Data Item (Xj): Each data items has the following characteristics: Unique Identification of the data item.
Old Value (V1): The previous value that was in existence before the change can be implemented.
New Value (V2): The quantity value after applying the change on it.
Other log record types include:Other log record types include:
Ti start: Indicates entry of a transaction.
Ti commit: Terminates a successfully completed transaction or a sequence of actions leading to its completion.
Ti abort: Used to indicate a planned and coordinated insufficient funds of a transaction.
Database modification techniques
Deferred-Modified: They update the database only after a juggler commits.
Active-Immediate Modification: Changes can be done while transaction is active.
Recovery algorithms have to take into account a lot of things: making sure that committed transactions are correctly saved and that any uncommitted changes are aborted in case there was a failure.
Undo and Redo Operations
Undo Ti: Writes to data to make it equal to state during a certain point in time via log records, typically used for transactions that did not commit.

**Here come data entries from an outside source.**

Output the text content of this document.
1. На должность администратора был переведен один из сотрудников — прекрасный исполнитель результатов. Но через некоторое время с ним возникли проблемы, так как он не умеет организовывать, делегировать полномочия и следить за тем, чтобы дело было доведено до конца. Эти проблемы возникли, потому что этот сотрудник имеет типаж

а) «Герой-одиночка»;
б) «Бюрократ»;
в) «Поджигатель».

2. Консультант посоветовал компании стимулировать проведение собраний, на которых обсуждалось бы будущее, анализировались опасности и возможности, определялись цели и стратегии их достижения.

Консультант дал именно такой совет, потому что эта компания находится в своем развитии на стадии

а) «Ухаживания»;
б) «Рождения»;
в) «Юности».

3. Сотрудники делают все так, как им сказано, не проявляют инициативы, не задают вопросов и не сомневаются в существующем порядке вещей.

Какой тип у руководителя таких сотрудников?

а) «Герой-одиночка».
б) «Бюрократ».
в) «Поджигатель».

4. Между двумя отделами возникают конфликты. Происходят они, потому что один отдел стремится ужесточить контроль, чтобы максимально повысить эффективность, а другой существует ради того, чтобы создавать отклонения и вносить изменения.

Redo (Ti) : Redo is available in the Database as a file, Any Committed Transactions should be available in the database, So Redo re-apply the changes to make sure the committed transactions are reflected in Database.
Handling System Crashes
- Transactions require undo when no commit or abort record was found The presence of start and commit/abort records indicated to the redo manager that transactions needing redo had these pairs of records.
Checkpoints
At intervals, checkpoints save the database state cutting down on the length of log needed to be analyzed after a crash. This reduces recovery time and effort by ensuring only recent changes need checking.
Fuzzy Checkpoints
While enabling transactions to continue during checkpointing and providing some flexibility, fuzzy checkpoints have added complexity in recovery.
Log Record and Database Buffering
To avoid overheads log records are stored temporarily in memory before being written to stable storage. Policies like no-force (commit without immediate write) and steal (write modified blocks before commit) help manage this.
Recovery from Major Failures
In cases where there is severe failure resulting to loss of non-volatile storage, the database is periodically backed up. Recovery starts from redoing changes since that backup using the latest backup available.
High Availability and Remote Backup Systems
Remote backups keep an updated replica using log shipping from primary site. In case of failure at the main location, it should switch over leading to high availability.
Recovery Algorithms
Database consistency and durability are ensured by recovery algorithms such as ARIES. In summary, ARIES includes:
Analysis Pass: Identifying transactions to undo/redo, and dirty pages.
Redo Pass: Reapplying changes in order to return the database back into its pre-crash state.
Undo Pass: Rolling back incomplete transactions.
Recovery in Main-Memory Databases
Data in main-memory databases is kept there for quick access. Recovery uses traditional methods, but with enhancements such as avoiding redo logging for index updates and parallel recovery across CPU cores.